Why this simple jparsec lexer fails?


I would write a simple lexer that recognises words without digits and numbers ignoring whitespaces.

I written the following code using jparsec v3.0:

final Parser<String> words = Patterns.isChar(CharPredicates.IS_ALPHA).many1().toScanner("word").source();
final Parser<String> nums = Patterns.isChar(CharPredicates.IS_DIGIT).many1().toScanner("num").source();
final Parser<Tokens.Fragment> tokenizer = Parsers.or(
        words.map(it -> Tokens.fragment(it, "WORD")),
        nums.map(it -> Tokens.fragment(it, "NUM")));
final Parser<List<Token>> lexer = tokenizer.lexer(Scanners.WHITESPACES);

But the following test fails with the exception org.jparsec.error.ParserException: line 1, column 7: EOF expected, 1 encountered. Instead, using the string "abc cd 123" the parsing is successful.

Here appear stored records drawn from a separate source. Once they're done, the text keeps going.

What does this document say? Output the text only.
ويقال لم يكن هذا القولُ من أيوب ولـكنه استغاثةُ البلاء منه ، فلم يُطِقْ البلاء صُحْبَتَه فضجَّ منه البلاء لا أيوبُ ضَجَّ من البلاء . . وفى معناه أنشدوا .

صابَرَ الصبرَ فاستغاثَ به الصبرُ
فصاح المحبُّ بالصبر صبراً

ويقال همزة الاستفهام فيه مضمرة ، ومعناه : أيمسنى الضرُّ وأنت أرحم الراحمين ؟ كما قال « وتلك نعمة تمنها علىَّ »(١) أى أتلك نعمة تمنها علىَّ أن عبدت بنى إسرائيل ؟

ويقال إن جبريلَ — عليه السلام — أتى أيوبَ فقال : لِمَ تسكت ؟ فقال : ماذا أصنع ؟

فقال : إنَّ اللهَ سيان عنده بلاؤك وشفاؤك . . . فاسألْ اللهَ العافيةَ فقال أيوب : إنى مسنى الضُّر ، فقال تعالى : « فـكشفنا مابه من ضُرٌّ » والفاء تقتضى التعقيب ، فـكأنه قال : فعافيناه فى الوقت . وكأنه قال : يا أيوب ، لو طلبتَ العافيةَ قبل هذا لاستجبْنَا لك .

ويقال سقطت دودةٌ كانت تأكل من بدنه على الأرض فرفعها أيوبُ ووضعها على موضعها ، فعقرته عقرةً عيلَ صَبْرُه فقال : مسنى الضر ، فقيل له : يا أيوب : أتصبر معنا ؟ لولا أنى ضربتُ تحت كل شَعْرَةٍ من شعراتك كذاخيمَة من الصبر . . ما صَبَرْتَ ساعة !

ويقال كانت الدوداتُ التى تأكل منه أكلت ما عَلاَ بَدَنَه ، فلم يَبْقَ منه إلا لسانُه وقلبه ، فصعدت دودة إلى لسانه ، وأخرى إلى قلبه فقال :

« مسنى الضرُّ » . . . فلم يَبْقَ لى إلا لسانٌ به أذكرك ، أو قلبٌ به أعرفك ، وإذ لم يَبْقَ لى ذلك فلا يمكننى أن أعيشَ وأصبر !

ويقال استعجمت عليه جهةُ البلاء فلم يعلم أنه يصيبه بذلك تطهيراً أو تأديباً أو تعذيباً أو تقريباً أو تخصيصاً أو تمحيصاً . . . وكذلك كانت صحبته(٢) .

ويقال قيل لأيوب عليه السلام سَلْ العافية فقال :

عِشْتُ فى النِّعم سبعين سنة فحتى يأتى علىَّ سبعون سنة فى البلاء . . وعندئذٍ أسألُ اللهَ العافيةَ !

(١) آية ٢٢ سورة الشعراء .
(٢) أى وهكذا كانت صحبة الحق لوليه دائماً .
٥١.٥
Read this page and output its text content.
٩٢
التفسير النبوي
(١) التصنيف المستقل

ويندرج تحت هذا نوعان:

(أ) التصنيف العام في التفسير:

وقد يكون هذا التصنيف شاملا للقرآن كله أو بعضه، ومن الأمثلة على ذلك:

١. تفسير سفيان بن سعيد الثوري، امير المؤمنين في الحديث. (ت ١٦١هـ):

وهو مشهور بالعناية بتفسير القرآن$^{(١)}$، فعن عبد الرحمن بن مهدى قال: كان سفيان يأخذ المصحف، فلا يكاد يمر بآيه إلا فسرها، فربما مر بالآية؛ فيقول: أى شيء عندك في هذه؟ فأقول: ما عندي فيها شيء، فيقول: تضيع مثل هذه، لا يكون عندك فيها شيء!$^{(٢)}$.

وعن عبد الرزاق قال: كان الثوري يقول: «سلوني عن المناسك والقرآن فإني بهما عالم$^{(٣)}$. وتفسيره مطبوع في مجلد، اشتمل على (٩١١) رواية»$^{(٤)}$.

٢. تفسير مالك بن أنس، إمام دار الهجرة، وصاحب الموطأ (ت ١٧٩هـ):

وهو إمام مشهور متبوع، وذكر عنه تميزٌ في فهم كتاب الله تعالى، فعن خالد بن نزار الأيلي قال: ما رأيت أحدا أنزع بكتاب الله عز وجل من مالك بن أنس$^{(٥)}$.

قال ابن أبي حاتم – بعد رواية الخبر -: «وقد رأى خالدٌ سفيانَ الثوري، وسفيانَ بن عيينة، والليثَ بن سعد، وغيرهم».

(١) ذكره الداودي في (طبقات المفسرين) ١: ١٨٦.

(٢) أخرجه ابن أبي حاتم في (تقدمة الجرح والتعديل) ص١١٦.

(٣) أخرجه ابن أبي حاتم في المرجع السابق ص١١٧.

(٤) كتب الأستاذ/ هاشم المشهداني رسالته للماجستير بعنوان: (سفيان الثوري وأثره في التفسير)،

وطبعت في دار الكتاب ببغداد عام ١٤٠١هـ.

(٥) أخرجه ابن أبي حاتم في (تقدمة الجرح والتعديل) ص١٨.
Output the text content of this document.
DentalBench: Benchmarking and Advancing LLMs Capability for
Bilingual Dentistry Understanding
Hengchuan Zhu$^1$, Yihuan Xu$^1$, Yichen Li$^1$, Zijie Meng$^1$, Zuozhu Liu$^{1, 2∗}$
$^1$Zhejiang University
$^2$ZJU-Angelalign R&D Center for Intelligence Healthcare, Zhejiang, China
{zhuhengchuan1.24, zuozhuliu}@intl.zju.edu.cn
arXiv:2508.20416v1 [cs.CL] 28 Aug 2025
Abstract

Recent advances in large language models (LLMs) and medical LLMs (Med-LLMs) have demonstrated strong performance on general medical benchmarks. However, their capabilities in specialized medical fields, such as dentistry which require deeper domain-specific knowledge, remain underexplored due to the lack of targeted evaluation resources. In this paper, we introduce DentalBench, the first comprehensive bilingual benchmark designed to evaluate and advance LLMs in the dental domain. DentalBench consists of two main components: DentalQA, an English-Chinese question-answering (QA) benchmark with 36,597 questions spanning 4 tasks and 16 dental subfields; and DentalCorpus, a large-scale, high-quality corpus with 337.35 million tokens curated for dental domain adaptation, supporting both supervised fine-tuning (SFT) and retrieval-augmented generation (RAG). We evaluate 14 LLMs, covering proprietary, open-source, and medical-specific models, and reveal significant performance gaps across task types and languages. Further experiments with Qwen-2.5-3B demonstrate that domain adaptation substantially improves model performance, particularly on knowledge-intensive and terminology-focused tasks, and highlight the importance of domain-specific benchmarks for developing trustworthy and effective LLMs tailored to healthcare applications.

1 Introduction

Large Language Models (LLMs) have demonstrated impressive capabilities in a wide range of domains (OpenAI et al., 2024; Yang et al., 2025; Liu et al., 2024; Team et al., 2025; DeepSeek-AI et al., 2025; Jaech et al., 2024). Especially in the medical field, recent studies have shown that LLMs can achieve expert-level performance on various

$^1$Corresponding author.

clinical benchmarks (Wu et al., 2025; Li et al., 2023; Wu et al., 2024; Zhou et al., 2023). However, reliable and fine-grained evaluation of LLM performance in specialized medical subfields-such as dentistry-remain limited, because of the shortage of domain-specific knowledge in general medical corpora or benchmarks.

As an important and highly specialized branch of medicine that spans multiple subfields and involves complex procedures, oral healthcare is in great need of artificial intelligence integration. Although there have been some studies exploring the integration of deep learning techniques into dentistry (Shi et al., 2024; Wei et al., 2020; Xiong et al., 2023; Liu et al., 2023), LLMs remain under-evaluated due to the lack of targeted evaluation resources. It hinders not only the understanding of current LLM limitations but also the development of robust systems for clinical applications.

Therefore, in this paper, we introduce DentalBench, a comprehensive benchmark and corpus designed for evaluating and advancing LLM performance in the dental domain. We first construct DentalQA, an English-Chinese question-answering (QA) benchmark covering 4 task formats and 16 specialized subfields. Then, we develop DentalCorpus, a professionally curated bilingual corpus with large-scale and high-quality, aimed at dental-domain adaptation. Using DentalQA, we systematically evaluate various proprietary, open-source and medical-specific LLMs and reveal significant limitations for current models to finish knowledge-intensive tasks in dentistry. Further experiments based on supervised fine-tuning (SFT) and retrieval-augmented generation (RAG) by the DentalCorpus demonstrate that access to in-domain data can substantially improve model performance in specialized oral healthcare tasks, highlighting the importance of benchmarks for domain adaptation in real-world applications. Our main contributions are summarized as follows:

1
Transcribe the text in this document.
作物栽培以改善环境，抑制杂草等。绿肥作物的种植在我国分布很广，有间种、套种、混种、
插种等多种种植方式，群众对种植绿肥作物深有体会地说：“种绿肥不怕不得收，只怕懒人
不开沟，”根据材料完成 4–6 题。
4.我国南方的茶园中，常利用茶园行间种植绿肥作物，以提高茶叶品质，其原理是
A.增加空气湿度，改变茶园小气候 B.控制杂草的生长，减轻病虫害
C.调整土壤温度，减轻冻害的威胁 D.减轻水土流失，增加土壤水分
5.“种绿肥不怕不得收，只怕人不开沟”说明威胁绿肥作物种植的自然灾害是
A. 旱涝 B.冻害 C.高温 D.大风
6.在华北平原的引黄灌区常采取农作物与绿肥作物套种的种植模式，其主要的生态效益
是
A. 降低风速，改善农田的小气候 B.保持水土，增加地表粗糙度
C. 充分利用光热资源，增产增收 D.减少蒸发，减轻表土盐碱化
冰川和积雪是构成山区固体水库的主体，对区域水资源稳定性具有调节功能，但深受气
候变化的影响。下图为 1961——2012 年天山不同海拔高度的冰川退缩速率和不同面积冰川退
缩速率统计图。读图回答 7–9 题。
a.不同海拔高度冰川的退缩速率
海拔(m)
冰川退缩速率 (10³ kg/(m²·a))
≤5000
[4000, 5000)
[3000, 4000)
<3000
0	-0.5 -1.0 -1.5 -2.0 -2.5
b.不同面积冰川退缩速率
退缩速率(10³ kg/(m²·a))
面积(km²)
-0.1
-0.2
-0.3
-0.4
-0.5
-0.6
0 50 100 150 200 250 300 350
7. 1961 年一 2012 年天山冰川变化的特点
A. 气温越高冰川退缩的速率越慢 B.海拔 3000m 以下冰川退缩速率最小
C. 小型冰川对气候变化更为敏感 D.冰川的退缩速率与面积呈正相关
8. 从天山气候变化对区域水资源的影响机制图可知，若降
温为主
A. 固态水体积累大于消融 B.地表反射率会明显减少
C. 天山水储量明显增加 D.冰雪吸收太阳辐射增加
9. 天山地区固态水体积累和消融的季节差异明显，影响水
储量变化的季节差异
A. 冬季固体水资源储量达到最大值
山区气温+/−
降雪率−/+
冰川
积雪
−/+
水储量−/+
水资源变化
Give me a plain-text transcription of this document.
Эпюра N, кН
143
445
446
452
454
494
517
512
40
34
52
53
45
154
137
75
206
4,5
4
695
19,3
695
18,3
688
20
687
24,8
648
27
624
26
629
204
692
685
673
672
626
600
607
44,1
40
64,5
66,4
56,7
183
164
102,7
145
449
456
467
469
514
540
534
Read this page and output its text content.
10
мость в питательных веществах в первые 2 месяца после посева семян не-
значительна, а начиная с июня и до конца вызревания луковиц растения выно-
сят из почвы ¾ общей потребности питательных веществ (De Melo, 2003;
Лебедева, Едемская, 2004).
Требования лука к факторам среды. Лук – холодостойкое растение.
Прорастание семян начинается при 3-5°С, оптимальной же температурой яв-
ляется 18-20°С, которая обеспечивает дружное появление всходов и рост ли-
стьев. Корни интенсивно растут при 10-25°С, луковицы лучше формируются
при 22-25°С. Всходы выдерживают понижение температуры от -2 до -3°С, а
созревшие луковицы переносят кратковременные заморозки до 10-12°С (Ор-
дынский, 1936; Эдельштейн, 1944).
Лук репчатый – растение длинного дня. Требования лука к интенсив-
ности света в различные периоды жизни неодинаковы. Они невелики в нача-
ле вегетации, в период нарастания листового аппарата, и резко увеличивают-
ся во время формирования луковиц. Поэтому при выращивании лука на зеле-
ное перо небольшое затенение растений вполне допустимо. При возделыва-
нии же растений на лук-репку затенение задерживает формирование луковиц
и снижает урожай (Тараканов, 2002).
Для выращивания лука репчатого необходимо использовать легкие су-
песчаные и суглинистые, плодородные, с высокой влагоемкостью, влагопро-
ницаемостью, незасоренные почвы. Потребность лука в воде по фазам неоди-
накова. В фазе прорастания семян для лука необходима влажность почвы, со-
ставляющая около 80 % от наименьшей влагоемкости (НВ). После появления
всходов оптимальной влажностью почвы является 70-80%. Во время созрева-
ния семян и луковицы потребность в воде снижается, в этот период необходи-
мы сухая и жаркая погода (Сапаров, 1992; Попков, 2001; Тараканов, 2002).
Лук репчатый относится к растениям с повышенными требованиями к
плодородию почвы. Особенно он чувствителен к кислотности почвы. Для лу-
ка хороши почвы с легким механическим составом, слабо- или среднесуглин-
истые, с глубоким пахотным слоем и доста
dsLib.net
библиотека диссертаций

final List<Token> got = lexer.parse("abc cd123");
final List<Token> expected = Arrays.asList(
        new Token(0, 3, Tokens.fragment("abc", "WORD")),
        new Token(4, 2, Tokens.fragment("cd", "WORD")),
        new Token(6, 3, Tokens.fragment("123", "NUM")));
assertEquals(expected, got);

In your opinion what is wrong?


Solution

  • The problem has been solved simply by making the delimiter optional:

    tokenizer.lexer(Scanners.WHITESPACES.optional(null))